FOREX-Dollar slips after sideswipe from dovish Fed minutes

* Dovish Fed minutes dent strong dollar scenario

* Further Greek debt developments eyed for cues

* Greece expected to ask for extension of loan agreement

* Pound holds gains after U.K. wage data boost (Adds details, quotes)

By Shinichi Saoshiro

TOKYO, Feb 19 (Reuters) – The dollar fell against the yen and euro on Thursday, paring gains after minutes of January’s Federal Reserve policy meeting showed officials were concerned about hiking interest rates too soon.

The greenback shed 0.2 percent to 118.58 yen after coming down from a peak of 119.41 overnight. The dollar index added to losses and was down 0.3 percent at 93.940 but managed to keep above this week’s trough of 93.801.

“The two pillars of a strong dollar scenario: the first being strong fundamentals and the next being June rate hike expectations, are beginning to wobble,” said Junichi Ishikawa, market analyst at IG Securities in Tokyo.

Although the closely-watched non-farm payrolls data released earlier this month proved robust, recent U.S. economic data have not been consistently strong.

Against such a backdrop Fed policymakers expressed concern that raising interest rates too soon could chill the U.S. economic recovery in the minutes issued on Wednesday.

Widening the scope of factors to consider, they also noted the potential negative impact from global factors such as China’s economic slowdown and fighting in the Middle East and Ukraine.

“A few weeks ago it was about oil, then Greece and now its the Fed,” said Bart Wakabayashi, head of forex at State Street in Tokyo.

“Market participants had tried distilling what the Fed was looking at into a few factors, but that is not easy any more as it has broadened its horizons. Players tend to make trading easier by making simple correlations, but we have to look deeper now to gauge sentiment,” he said.

U.S. debt yields, which spiked midweek and shored up the dollar, promptly declined in wake of the minutes’ release.

The euro rose 0.2 percent to $ 1.1422 following a pull back from the previous day’s low of $ 1.1334. The euro has traded in a 2-cent range for more than three weeks.

“The euro is quite stable amid the Greek risk…the immediate focal point is how risk assets fare going forward, as they have performed relatively well despite Greece. Heightened risk appetite may eventually prompt players to cover euro shorts,” Ishikawa at IG Securities said.

Noise from Greek debt-related matters not withstanding, German and U.S. stocks have notched record highs over the past week. Japan’s Nikkei climbed to a 15-year high on Thursday.

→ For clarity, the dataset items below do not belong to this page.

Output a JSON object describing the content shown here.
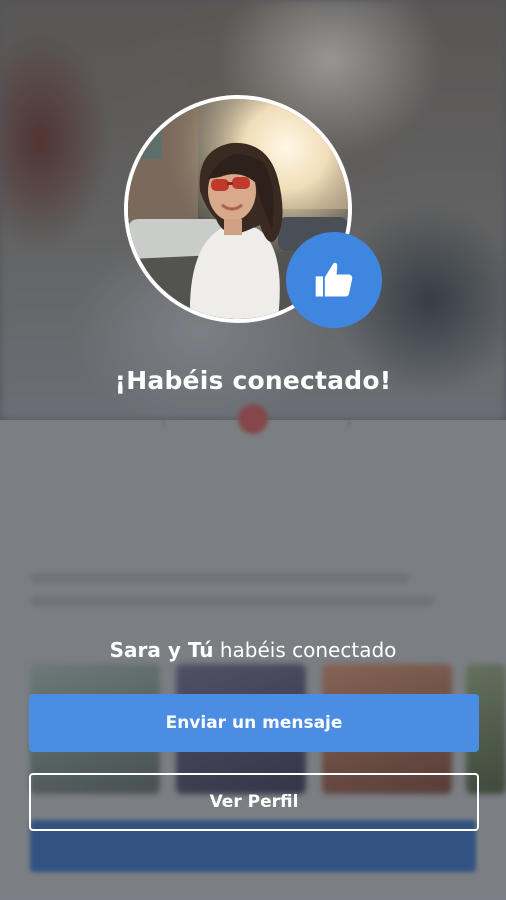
{
  "match": {
    "headline": "¡Habéis conectado!",
    "subtitle_names": "Sara y Tú",
    "subtitle_rest": "habéis conectado",
    "primary_button": "Enviar un mensaje",
    "secondary_button": "Ver Perfil"
  },
  "icons": {
    "badge": "thumbs-up-icon"
  },
  "colors": {
    "accent": "#4a8de3",
    "badge": "#3f86e0",
    "text": "#ffffff"
  }
}
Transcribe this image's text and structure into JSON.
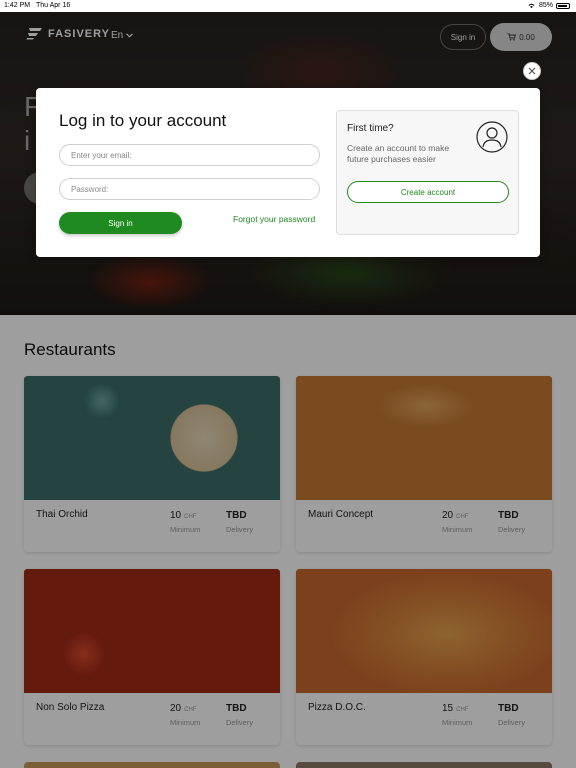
{
  "status_bar": {
    "time": "1:42 PM",
    "date": "Thu Apr 16",
    "battery": "85%"
  },
  "nav": {
    "logo": "FASIVERY",
    "language": "En",
    "signin": "Sign in",
    "cart_total": "0.00"
  },
  "hero": {
    "text_partial": "F\ni"
  },
  "modal": {
    "title": "Log in to your account",
    "email_placeholder": "Enter your email:",
    "password_placeholder": "Password:",
    "signin_label": "Sign in",
    "forgot_label": "Forgot your password",
    "first_time": {
      "title": "First time?",
      "description": "Create an account to make future purchases easier",
      "create_label": "Create account"
    }
  },
  "restaurants": {
    "title": "Restaurants",
    "items": [
      {
        "name": "Thai Orchid",
        "minimum": "10",
        "currency": "CHF",
        "minimum_label": "Minimum",
        "delivery": "TBD",
        "delivery_label": "Delivery"
      },
      {
        "name": "Mauri Concept",
        "minimum": "20",
        "currency": "CHF",
        "minimum_label": "Minimum",
        "delivery": "TBD",
        "delivery_label": "Delivery"
      },
      {
        "name": "Non Solo Pizza",
        "minimum": "20",
        "currency": "CHF",
        "minimum_label": "Minimum",
        "delivery": "TBD",
        "delivery_label": "Delivery"
      },
      {
        "name": "Pizza D.O.C.",
        "minimum": "15",
        "currency": "CHF",
        "minimum_label": "Minimum",
        "delivery": "TBD",
        "delivery_label": "Delivery"
      }
    ]
  },
  "colors": {
    "accent": "#1f8a1f"
  }
}
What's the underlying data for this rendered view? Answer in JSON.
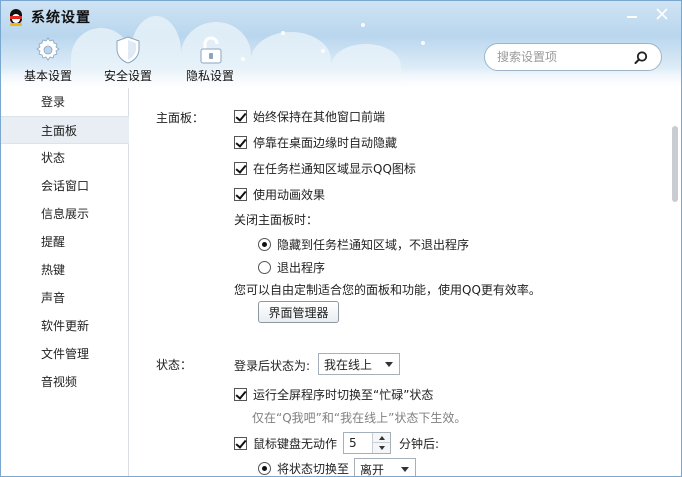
{
  "window": {
    "title": "系统设置"
  },
  "nav_tabs": [
    {
      "label": "基本设置",
      "icon": "gear-icon"
    },
    {
      "label": "安全设置",
      "icon": "shield-icon"
    },
    {
      "label": "隐私设置",
      "icon": "lock-icon"
    }
  ],
  "search": {
    "placeholder": "搜索设置项",
    "icon": "search-icon"
  },
  "sidebar": {
    "items": [
      {
        "label": "登录"
      },
      {
        "label": "主面板",
        "active": true
      },
      {
        "label": "状态"
      },
      {
        "label": "会话窗口"
      },
      {
        "label": "信息展示"
      },
      {
        "label": "提醒"
      },
      {
        "label": "热键"
      },
      {
        "label": "声音"
      },
      {
        "label": "软件更新"
      },
      {
        "label": "文件管理"
      },
      {
        "label": "音视频"
      }
    ]
  },
  "main_panel": {
    "section_label": "主面板：",
    "options": [
      {
        "label": "始终保持在其他窗口前端",
        "checked": true
      },
      {
        "label": "停靠在桌面边缘时自动隐藏",
        "checked": true
      },
      {
        "label": "在任务栏通知区域显示QQ图标",
        "checked": true
      },
      {
        "label": "使用动画效果",
        "checked": true
      }
    ],
    "close_label": "关闭主面板时：",
    "close_options": [
      {
        "label": "隐藏到任务栏通知区域，不退出程序",
        "selected": true
      },
      {
        "label": "退出程序",
        "selected": false
      }
    ],
    "customize_text": "您可以自由定制适合您的面板和功能，使用QQ更有效率。",
    "manager_button": "界面管理器"
  },
  "status_section": {
    "section_label": "状态：",
    "after_login_label": "登录后状态为:",
    "after_login_value": "我在线上",
    "fullscreen_option": {
      "label": "运行全屏程序时切换至“忙碌”状态",
      "checked": true
    },
    "fullscreen_hint": "仅在“Q我吧”和“我在线上”状态下生效。",
    "idle_option": {
      "label": "鼠标键盘无动作",
      "checked": true
    },
    "idle_minutes": "5",
    "idle_suffix": "分钟后:",
    "switch_option": {
      "label": "将状态切换至",
      "selected": true
    },
    "switch_value": "离开"
  },
  "colors": {
    "border": "#7aa7cf",
    "sidebar_active": "#e8eef4",
    "hint_text": "#808080"
  }
}
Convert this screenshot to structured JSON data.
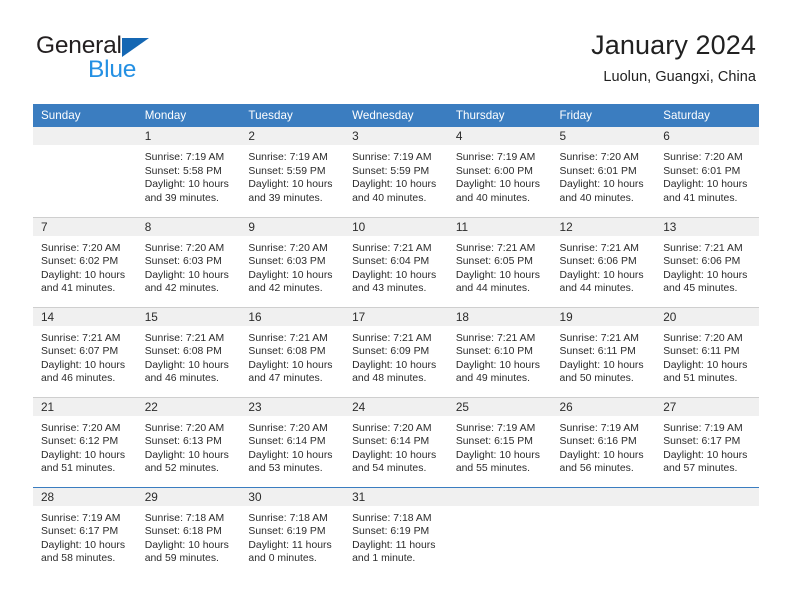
{
  "brand": {
    "name_part1": "General",
    "name_part2": "Blue",
    "triangle_color": "#1567b3",
    "blue_color": "#2490e3",
    "dark_color": "#231f20"
  },
  "header": {
    "title": "January 2024",
    "subtitle": "Luolun, Guangxi, China"
  },
  "theme": {
    "header_row_bg": "#3b7dc0",
    "daynum_band_bg": "#f0f0f0",
    "grid_line": "#cfcfcf",
    "text": "#2b2b2b"
  },
  "weekdays": [
    "Sunday",
    "Monday",
    "Tuesday",
    "Wednesday",
    "Thursday",
    "Friday",
    "Saturday"
  ],
  "weeks": [
    [
      {
        "day": "",
        "sunrise": "",
        "sunset": "",
        "daylight1": "",
        "daylight2": ""
      },
      {
        "day": "1",
        "sunrise": "Sunrise: 7:19 AM",
        "sunset": "Sunset: 5:58 PM",
        "daylight1": "Daylight: 10 hours",
        "daylight2": "and 39 minutes."
      },
      {
        "day": "2",
        "sunrise": "Sunrise: 7:19 AM",
        "sunset": "Sunset: 5:59 PM",
        "daylight1": "Daylight: 10 hours",
        "daylight2": "and 39 minutes."
      },
      {
        "day": "3",
        "sunrise": "Sunrise: 7:19 AM",
        "sunset": "Sunset: 5:59 PM",
        "daylight1": "Daylight: 10 hours",
        "daylight2": "and 40 minutes."
      },
      {
        "day": "4",
        "sunrise": "Sunrise: 7:19 AM",
        "sunset": "Sunset: 6:00 PM",
        "daylight1": "Daylight: 10 hours",
        "daylight2": "and 40 minutes."
      },
      {
        "day": "5",
        "sunrise": "Sunrise: 7:20 AM",
        "sunset": "Sunset: 6:01 PM",
        "daylight1": "Daylight: 10 hours",
        "daylight2": "and 40 minutes."
      },
      {
        "day": "6",
        "sunrise": "Sunrise: 7:20 AM",
        "sunset": "Sunset: 6:01 PM",
        "daylight1": "Daylight: 10 hours",
        "daylight2": "and 41 minutes."
      }
    ],
    [
      {
        "day": "7",
        "sunrise": "Sunrise: 7:20 AM",
        "sunset": "Sunset: 6:02 PM",
        "daylight1": "Daylight: 10 hours",
        "daylight2": "and 41 minutes."
      },
      {
        "day": "8",
        "sunrise": "Sunrise: 7:20 AM",
        "sunset": "Sunset: 6:03 PM",
        "daylight1": "Daylight: 10 hours",
        "daylight2": "and 42 minutes."
      },
      {
        "day": "9",
        "sunrise": "Sunrise: 7:20 AM",
        "sunset": "Sunset: 6:03 PM",
        "daylight1": "Daylight: 10 hours",
        "daylight2": "and 42 minutes."
      },
      {
        "day": "10",
        "sunrise": "Sunrise: 7:21 AM",
        "sunset": "Sunset: 6:04 PM",
        "daylight1": "Daylight: 10 hours",
        "daylight2": "and 43 minutes."
      },
      {
        "day": "11",
        "sunrise": "Sunrise: 7:21 AM",
        "sunset": "Sunset: 6:05 PM",
        "daylight1": "Daylight: 10 hours",
        "daylight2": "and 44 minutes."
      },
      {
        "day": "12",
        "sunrise": "Sunrise: 7:21 AM",
        "sunset": "Sunset: 6:06 PM",
        "daylight1": "Daylight: 10 hours",
        "daylight2": "and 44 minutes."
      },
      {
        "day": "13",
        "sunrise": "Sunrise: 7:21 AM",
        "sunset": "Sunset: 6:06 PM",
        "daylight1": "Daylight: 10 hours",
        "daylight2": "and 45 minutes."
      }
    ],
    [
      {
        "day": "14",
        "sunrise": "Sunrise: 7:21 AM",
        "sunset": "Sunset: 6:07 PM",
        "daylight1": "Daylight: 10 hours",
        "daylight2": "and 46 minutes."
      },
      {
        "day": "15",
        "sunrise": "Sunrise: 7:21 AM",
        "sunset": "Sunset: 6:08 PM",
        "daylight1": "Daylight: 10 hours",
        "daylight2": "and 46 minutes."
      },
      {
        "day": "16",
        "sunrise": "Sunrise: 7:21 AM",
        "sunset": "Sunset: 6:08 PM",
        "daylight1": "Daylight: 10 hours",
        "daylight2": "and 47 minutes."
      },
      {
        "day": "17",
        "sunrise": "Sunrise: 7:21 AM",
        "sunset": "Sunset: 6:09 PM",
        "daylight1": "Daylight: 10 hours",
        "daylight2": "and 48 minutes."
      },
      {
        "day": "18",
        "sunrise": "Sunrise: 7:21 AM",
        "sunset": "Sunset: 6:10 PM",
        "daylight1": "Daylight: 10 hours",
        "daylight2": "and 49 minutes."
      },
      {
        "day": "19",
        "sunrise": "Sunrise: 7:21 AM",
        "sunset": "Sunset: 6:11 PM",
        "daylight1": "Daylight: 10 hours",
        "daylight2": "and 50 minutes."
      },
      {
        "day": "20",
        "sunrise": "Sunrise: 7:20 AM",
        "sunset": "Sunset: 6:11 PM",
        "daylight1": "Daylight: 10 hours",
        "daylight2": "and 51 minutes."
      }
    ],
    [
      {
        "day": "21",
        "sunrise": "Sunrise: 7:20 AM",
        "sunset": "Sunset: 6:12 PM",
        "daylight1": "Daylight: 10 hours",
        "daylight2": "and 51 minutes."
      },
      {
        "day": "22",
        "sunrise": "Sunrise: 7:20 AM",
        "sunset": "Sunset: 6:13 PM",
        "daylight1": "Daylight: 10 hours",
        "daylight2": "and 52 minutes."
      },
      {
        "day": "23",
        "sunrise": "Sunrise: 7:20 AM",
        "sunset": "Sunset: 6:14 PM",
        "daylight1": "Daylight: 10 hours",
        "daylight2": "and 53 minutes."
      },
      {
        "day": "24",
        "sunrise": "Sunrise: 7:20 AM",
        "sunset": "Sunset: 6:14 PM",
        "daylight1": "Daylight: 10 hours",
        "daylight2": "and 54 minutes."
      },
      {
        "day": "25",
        "sunrise": "Sunrise: 7:19 AM",
        "sunset": "Sunset: 6:15 PM",
        "daylight1": "Daylight: 10 hours",
        "daylight2": "and 55 minutes."
      },
      {
        "day": "26",
        "sunrise": "Sunrise: 7:19 AM",
        "sunset": "Sunset: 6:16 PM",
        "daylight1": "Daylight: 10 hours",
        "daylight2": "and 56 minutes."
      },
      {
        "day": "27",
        "sunrise": "Sunrise: 7:19 AM",
        "sunset": "Sunset: 6:17 PM",
        "daylight1": "Daylight: 10 hours",
        "daylight2": "and 57 minutes."
      }
    ],
    [
      {
        "day": "28",
        "sunrise": "Sunrise: 7:19 AM",
        "sunset": "Sunset: 6:17 PM",
        "daylight1": "Daylight: 10 hours",
        "daylight2": "and 58 minutes."
      },
      {
        "day": "29",
        "sunrise": "Sunrise: 7:18 AM",
        "sunset": "Sunset: 6:18 PM",
        "daylight1": "Daylight: 10 hours",
        "daylight2": "and 59 minutes."
      },
      {
        "day": "30",
        "sunrise": "Sunrise: 7:18 AM",
        "sunset": "Sunset: 6:19 PM",
        "daylight1": "Daylight: 11 hours",
        "daylight2": "and 0 minutes."
      },
      {
        "day": "31",
        "sunrise": "Sunrise: 7:18 AM",
        "sunset": "Sunset: 6:19 PM",
        "daylight1": "Daylight: 11 hours",
        "daylight2": "and 1 minute."
      },
      {
        "day": "",
        "sunrise": "",
        "sunset": "",
        "daylight1": "",
        "daylight2": ""
      },
      {
        "day": "",
        "sunrise": "",
        "sunset": "",
        "daylight1": "",
        "daylight2": ""
      },
      {
        "day": "",
        "sunrise": "",
        "sunset": "",
        "daylight1": "",
        "daylight2": ""
      }
    ]
  ]
}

The common currency could receive more support depending on the outcome of negotiations between Greece and its creditors, a major source of volatility for the euro.

Greece is expected to ask later in the day for an extension to its loan agreements with the euro zone as it faces running out of cash within weeks.

This seeming concession by Greece after weeks of haggling with creditors would give the euro some relief, but Athens must first overcome resistance from sceptical partners led by Germany.

Sterling traded at $ 1.5452, holding to a swathe of territory won overnight when it hit a 1-1/2 month high of $ 1.5480 after data showed strong growth in British wages.

Benefiting from the dollar’s broad weakness, the Aussie hovered close to a one-week high of 0.7840 hit late Wednesday.

The currency market was slightly robbed of liquidity with most of Asia excluding Japan away on Lunar New Year holidays.